Après le dîner du troisième jour des fêtes, lorsque chacun fut rentré dans son coin, l’ennui s’installa en maître dans toute la maison. Nicolas, revenu d’une tournée de visites dans le voisinage, dormait d’un profond sommeil dans le grand salon. Le vieux comte suivait son exemple dans son cabinet. Sonia, assise à une table ronde du petit salon, copiait un dessin. La comtesse faisait une patience, et Nastacia Ivanovna, le vieux bouffon à figure chagrine, assis à une fenêtre entre deux vieilles femmes, ne soufflait mot. Natacha, qui venait d’entrer, se pencha un moment au-dessus du travail de Sonia, et, s’approchant de sa mère, s’arrêta devant elle en silence:

«Pourquoi erres-tu comme une âme en peine? Que veux-tu?
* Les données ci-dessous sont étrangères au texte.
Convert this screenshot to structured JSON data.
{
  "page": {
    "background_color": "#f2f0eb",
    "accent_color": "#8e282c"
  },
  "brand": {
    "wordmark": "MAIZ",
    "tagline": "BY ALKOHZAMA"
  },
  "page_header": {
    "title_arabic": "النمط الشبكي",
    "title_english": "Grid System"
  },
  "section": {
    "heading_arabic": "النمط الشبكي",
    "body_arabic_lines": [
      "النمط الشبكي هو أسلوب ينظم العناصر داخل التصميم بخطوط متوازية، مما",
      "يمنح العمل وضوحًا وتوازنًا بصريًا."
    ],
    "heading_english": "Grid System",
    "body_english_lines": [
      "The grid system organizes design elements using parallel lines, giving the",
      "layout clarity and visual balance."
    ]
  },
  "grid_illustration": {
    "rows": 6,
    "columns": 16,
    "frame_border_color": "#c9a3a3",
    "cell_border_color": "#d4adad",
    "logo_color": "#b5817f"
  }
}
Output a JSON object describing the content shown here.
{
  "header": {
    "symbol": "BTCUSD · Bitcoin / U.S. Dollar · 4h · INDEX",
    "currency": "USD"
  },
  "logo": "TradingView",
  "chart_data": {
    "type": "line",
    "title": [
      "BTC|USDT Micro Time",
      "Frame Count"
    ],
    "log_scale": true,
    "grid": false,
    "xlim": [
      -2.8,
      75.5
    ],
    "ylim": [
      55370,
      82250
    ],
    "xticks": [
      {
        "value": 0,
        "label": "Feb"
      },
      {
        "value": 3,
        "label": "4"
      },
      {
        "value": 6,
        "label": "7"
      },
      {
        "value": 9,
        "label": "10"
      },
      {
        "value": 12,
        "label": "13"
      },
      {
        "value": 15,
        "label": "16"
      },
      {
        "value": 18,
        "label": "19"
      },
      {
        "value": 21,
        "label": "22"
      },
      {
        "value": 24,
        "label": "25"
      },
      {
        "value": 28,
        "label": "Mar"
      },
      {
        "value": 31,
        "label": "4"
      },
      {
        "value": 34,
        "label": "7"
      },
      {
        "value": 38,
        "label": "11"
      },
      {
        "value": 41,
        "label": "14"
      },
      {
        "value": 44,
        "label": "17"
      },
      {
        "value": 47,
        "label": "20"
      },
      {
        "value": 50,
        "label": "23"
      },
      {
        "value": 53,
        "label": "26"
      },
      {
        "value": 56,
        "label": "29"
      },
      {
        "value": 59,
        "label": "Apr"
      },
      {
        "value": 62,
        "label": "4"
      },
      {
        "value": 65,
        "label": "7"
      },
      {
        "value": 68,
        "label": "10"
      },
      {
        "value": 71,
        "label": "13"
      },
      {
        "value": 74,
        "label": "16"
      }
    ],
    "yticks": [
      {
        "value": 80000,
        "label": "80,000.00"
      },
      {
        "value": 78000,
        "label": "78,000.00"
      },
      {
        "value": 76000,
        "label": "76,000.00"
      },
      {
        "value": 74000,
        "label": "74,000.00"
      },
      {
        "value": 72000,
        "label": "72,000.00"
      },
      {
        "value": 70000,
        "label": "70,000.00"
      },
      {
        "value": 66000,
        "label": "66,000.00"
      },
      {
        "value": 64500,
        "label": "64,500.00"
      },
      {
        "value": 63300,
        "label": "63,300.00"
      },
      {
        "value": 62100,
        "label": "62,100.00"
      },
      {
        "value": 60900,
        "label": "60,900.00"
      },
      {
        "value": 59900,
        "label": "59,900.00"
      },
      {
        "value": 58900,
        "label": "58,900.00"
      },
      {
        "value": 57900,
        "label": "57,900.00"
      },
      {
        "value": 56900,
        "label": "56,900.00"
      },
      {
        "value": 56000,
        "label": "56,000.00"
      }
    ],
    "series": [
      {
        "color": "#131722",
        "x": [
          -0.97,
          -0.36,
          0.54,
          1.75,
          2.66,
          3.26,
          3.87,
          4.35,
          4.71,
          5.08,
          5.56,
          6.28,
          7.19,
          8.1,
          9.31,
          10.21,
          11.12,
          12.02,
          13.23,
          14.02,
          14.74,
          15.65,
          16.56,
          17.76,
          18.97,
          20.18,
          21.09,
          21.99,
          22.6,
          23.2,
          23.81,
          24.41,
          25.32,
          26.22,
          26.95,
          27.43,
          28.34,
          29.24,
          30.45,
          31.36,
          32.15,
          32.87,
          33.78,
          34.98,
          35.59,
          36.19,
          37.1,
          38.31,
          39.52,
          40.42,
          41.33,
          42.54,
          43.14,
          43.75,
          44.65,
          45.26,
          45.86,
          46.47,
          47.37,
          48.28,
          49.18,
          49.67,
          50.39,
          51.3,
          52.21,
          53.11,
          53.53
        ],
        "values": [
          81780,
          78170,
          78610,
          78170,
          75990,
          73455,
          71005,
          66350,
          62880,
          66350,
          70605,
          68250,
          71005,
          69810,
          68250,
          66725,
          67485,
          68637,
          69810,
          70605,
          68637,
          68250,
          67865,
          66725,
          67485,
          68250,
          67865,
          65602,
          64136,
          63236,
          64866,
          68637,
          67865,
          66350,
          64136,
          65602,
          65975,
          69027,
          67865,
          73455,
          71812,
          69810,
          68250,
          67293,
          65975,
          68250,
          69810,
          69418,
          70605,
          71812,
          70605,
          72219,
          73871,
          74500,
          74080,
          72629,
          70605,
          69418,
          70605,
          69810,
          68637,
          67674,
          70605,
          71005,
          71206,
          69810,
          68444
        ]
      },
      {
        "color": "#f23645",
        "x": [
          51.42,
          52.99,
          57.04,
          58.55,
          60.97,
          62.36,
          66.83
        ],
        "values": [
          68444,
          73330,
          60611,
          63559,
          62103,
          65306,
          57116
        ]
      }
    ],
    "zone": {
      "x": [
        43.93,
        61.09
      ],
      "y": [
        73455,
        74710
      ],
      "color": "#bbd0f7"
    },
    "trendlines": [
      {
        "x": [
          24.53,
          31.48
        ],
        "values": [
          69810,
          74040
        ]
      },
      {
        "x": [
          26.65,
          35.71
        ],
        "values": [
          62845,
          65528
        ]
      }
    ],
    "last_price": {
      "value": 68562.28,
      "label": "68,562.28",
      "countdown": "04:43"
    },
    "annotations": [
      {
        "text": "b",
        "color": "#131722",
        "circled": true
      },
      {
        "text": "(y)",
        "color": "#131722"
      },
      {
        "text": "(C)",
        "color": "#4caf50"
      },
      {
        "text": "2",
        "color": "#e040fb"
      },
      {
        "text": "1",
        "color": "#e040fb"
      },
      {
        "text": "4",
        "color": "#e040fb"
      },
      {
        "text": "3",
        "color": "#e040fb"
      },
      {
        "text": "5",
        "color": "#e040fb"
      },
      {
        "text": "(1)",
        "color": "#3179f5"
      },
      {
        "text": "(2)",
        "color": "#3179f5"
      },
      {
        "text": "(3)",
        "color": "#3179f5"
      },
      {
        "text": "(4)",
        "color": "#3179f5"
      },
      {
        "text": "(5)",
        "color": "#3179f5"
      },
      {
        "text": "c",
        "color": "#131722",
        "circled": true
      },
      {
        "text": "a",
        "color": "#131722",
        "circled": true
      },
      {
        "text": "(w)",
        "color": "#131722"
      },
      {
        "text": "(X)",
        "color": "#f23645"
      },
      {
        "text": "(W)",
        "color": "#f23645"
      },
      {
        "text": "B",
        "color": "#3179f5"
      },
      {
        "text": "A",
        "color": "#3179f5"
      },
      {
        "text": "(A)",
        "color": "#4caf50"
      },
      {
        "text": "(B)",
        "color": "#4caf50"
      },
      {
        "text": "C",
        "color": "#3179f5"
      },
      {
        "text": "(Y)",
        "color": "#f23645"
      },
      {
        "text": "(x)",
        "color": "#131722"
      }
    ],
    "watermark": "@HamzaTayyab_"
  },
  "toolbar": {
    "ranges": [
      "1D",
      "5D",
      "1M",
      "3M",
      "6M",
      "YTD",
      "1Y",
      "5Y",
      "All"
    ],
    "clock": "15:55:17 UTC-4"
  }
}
— Je le veux lui, lui, … ici, … tout de suite!» répliqua Natacha, les yeux brillants, et d’une voix saccadée.

Le regard de sa mère plongea dans le sien.

«Ne me regardez pas ainsi, je vous en supplie, je vais pleurer!

— Assieds-toi là.

— Maman, il me le faut, lui! Pourquoi dois-je ainsi périr d’ennui…» Sa voix se brisa, les larmes jaillirent de ses yeux, et, quittant brusquement le salon, elle se dirigea vers la chambre des filles de service, où une vieille femme de chambre en sermonnait une jeune, qui arrivait toute haletante du dehors.

«Il y a temps pour tout, grommelait la vieille, tu t’es amusée assez longtemps!

— Laisse-la tranquille, Kondratievna, dit Natacha. Va, Mavroucha, va!»

Poursuivant sa tournée, Natacha arriva dans le vestibule. Un vieux domestique et deux jeunes laquais y jouaient aux cartes; son entrée interrompit leur jeu et ils se levèrent: «Et ceux-ci, que vais-je en faire?» se dit-elle.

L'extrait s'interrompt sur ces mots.